Para los amantes de los tatuajes y los que nos dedicamos a ellos, cada diseño es una pequeña obra de arte que requiere tiempo, dedicación, esfuerzo, buenos materiales, experiencia… Porque detrás de cada tattoo se esconden muchas horas no solo dibujándolo sobre tu piel, sino también formándonos para ser profesionales más preparados, buscando las mejores tintas, estudiando métodos de cicatrización más innovadores, diseñando mil y un modelos, pensando en el tuyo… Si tuviésemos que cuantificar cuántas horas de trabajo invertimos en cada diseño ¡serían muchísimas! Y sin embargo nuestro trabajo diario nos ha enseñado que, por desgracia, este esfuerzo no siempre se valora y hay muchos clientes que solo ven un diseño y un precio a cambio que, visto solo como un número, consideran excesivo. 

Los desastres en tatuajes son más frecuentes de lo que pensamos y no son pocos los amigos que vienen a nuestro estudio en busca de asesoramiento y ayuda para arreglar toda clase de desaguisados. Además de buscar la mejor forma de ayudaros con cover ups o propuestas para eliminar vuestros tatuajes, siempre pensamos eso de “lo barato sale caro” y esa experiencia nos ha empujado a escribir este post para explicaros los factores que pueden conllevar que tu tatuaje acabe siendo un desastre. 

Factores que causan desastres en tatuajes

  1. La falta de experiencia del tatuador. No vamos a ponernos estupendos, nadie nace sabiendo y todos los tatuadores necesitamos años de formación y trabajo antes de hacer diseños a la altura de los clientes más exigentes. Pero que todos tengamos que aprender no supone que tengamos que hacerlo sobre “pieles reales”. Para practicar, mejor sobre las mismas superficies que empleaste en los cursos de tatuaje a los que has acudido.
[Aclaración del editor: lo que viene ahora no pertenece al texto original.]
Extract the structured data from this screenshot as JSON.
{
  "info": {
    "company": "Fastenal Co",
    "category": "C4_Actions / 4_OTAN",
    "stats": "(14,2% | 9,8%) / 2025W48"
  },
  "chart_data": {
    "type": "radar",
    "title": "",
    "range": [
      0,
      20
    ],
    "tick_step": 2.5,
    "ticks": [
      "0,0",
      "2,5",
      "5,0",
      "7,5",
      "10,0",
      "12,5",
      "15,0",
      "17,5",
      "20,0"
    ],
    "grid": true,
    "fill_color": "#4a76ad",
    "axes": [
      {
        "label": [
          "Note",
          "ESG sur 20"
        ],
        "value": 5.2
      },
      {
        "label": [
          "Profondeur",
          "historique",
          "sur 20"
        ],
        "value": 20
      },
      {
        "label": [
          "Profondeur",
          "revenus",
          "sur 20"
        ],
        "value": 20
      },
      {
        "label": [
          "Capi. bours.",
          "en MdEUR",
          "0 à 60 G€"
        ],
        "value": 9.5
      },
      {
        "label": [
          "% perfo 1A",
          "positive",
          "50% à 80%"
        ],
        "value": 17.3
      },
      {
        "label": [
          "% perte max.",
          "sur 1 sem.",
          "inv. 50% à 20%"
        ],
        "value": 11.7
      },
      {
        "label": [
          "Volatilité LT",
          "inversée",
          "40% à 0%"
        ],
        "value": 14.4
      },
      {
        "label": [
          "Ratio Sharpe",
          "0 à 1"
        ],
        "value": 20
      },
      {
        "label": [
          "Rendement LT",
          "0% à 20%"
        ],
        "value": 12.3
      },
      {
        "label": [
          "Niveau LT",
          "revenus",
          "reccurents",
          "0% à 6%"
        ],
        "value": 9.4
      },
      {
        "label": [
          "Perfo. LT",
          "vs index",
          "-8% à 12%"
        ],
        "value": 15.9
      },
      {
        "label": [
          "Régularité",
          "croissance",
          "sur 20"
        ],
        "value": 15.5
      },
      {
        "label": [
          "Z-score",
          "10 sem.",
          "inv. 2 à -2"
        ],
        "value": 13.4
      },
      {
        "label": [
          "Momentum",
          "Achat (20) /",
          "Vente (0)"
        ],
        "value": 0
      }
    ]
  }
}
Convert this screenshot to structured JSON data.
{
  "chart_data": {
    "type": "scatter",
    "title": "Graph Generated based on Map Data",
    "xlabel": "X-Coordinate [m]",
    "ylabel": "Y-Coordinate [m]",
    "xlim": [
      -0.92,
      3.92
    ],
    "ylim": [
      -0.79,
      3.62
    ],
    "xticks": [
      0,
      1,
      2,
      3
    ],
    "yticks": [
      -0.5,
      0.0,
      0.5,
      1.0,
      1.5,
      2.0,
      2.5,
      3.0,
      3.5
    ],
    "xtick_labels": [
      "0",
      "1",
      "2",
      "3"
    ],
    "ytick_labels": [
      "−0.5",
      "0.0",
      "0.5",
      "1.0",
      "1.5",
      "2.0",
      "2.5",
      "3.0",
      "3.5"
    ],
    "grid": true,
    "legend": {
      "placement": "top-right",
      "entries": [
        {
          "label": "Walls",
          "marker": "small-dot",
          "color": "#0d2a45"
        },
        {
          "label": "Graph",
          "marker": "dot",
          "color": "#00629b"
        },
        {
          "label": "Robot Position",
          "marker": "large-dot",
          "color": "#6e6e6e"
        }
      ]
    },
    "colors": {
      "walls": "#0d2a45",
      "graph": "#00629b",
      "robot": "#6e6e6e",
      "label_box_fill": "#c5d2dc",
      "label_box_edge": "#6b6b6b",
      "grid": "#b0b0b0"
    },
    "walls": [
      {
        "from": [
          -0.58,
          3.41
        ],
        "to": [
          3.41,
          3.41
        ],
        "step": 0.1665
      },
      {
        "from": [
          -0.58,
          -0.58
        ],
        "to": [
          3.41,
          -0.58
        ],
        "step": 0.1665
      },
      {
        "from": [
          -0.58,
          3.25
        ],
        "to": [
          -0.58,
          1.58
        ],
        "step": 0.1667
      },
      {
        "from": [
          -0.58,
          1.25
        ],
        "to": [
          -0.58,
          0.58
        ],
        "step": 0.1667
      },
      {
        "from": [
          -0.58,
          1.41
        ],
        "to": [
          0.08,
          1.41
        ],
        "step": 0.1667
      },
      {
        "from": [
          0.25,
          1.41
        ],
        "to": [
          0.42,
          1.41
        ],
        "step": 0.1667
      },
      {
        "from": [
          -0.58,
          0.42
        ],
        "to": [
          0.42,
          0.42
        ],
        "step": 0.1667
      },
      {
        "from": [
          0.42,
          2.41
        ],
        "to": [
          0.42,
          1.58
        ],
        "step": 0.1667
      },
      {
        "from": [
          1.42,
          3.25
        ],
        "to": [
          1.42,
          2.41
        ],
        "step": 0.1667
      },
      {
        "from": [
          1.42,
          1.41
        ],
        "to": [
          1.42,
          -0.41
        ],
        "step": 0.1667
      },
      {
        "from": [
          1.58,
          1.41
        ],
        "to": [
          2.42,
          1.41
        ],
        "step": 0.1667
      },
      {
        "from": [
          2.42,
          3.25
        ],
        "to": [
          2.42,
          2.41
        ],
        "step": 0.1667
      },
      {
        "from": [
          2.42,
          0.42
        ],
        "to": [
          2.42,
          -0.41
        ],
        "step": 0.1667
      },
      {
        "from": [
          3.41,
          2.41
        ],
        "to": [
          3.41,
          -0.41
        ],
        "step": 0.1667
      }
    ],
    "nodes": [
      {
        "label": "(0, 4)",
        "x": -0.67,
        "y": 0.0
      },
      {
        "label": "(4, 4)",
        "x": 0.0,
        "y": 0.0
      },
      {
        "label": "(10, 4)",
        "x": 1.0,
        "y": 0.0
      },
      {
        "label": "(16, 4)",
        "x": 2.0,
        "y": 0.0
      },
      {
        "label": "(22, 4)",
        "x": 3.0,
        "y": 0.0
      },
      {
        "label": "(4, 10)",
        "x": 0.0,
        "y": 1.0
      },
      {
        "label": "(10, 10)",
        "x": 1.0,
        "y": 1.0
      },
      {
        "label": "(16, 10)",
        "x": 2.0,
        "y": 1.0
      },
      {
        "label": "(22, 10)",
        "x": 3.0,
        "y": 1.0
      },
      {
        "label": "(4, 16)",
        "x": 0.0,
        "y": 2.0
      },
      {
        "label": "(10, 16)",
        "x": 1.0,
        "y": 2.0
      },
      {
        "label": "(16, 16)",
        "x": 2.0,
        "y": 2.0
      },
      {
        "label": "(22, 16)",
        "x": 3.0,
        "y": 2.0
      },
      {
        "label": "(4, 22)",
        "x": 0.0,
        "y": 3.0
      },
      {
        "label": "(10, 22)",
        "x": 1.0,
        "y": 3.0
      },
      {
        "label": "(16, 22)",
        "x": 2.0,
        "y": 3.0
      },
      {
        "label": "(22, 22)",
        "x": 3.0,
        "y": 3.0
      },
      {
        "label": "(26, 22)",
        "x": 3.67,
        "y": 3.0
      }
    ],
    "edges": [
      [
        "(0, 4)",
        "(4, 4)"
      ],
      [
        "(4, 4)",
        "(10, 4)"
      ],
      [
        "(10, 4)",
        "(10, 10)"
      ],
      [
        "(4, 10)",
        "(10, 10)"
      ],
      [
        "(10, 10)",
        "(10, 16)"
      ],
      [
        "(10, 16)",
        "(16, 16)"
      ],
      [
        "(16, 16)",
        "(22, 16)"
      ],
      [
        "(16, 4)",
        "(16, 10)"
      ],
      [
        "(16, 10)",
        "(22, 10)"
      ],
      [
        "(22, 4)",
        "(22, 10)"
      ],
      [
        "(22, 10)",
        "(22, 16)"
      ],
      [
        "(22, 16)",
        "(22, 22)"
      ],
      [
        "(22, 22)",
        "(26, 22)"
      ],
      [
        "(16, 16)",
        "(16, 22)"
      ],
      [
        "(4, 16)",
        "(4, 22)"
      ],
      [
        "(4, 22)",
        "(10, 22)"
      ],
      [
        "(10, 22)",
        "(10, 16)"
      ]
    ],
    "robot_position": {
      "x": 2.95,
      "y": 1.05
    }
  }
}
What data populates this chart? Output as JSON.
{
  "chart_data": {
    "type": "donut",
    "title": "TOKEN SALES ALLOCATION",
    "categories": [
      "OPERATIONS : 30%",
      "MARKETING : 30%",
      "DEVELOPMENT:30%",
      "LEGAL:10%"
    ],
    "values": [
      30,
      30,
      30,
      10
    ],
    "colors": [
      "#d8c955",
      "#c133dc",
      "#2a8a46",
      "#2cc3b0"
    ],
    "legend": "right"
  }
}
Prestarte como conejillo de Indias de ese amigo que está empezando es tu responsabilidad, pero no esperes grandes resultados. Antes de elegir el tatuador que te hará tu diseño, pídele que te enseñe los tatuajes que ha hecho últimamente, cuál es el estilo que mejor le define, comenta tu propuesta para ver cómo puede enriquecerla…
  2. Los materiales. Aunque las autoridades sanitarias son hoy muy estrictas en cuanto a sus normas de higiene y esterilización en los centros de tatuajes, no está de más que te asegures de la procedencia y certificación de los materiales que se usan en tu estudio. No todas las tintas y productos para el cicatrizado de un tatuaje son iguales y tienen mucho que decir en tu tatuaje.
  3. El diseño. Si a la falta de pericia del tatuador y unos materiales de dudosa calidad le sumas un diseño excesivamente ambicioso, el desastre está casi garantizado. Si es tu primer tatuaje, si no estás convencido de lo que quieres o si no confías demasiado en que tu tatuador vaya a hacer un trabajo rozando la perfección, es mejor o que busques otro sitio donde tatuarte o que bajes tus expectativas y te decantes por algo más sencillo. 

Aunque estos sean los factores más importantes para causar desastres en tatuajes, no olvides que la decisión final de dónde y con quién te tatúas la tomas tú y vas a ser tú quien lleve siempre ese diseño sobre tu piel, así que el principal responsable eres tú. ¿Escatimas a la hora de cambiarte de móvil o de coche? Pues piensa que todos esos productos van a pasar por tus manos, los usarás mucho pero antes o después vas a cambiarlos. Sin embargo, un tatuaje estará contigo siempre. Admítenos un consejo y apúntate mejor al “más vale prevenir que curar” que al “lo barato sale caro”.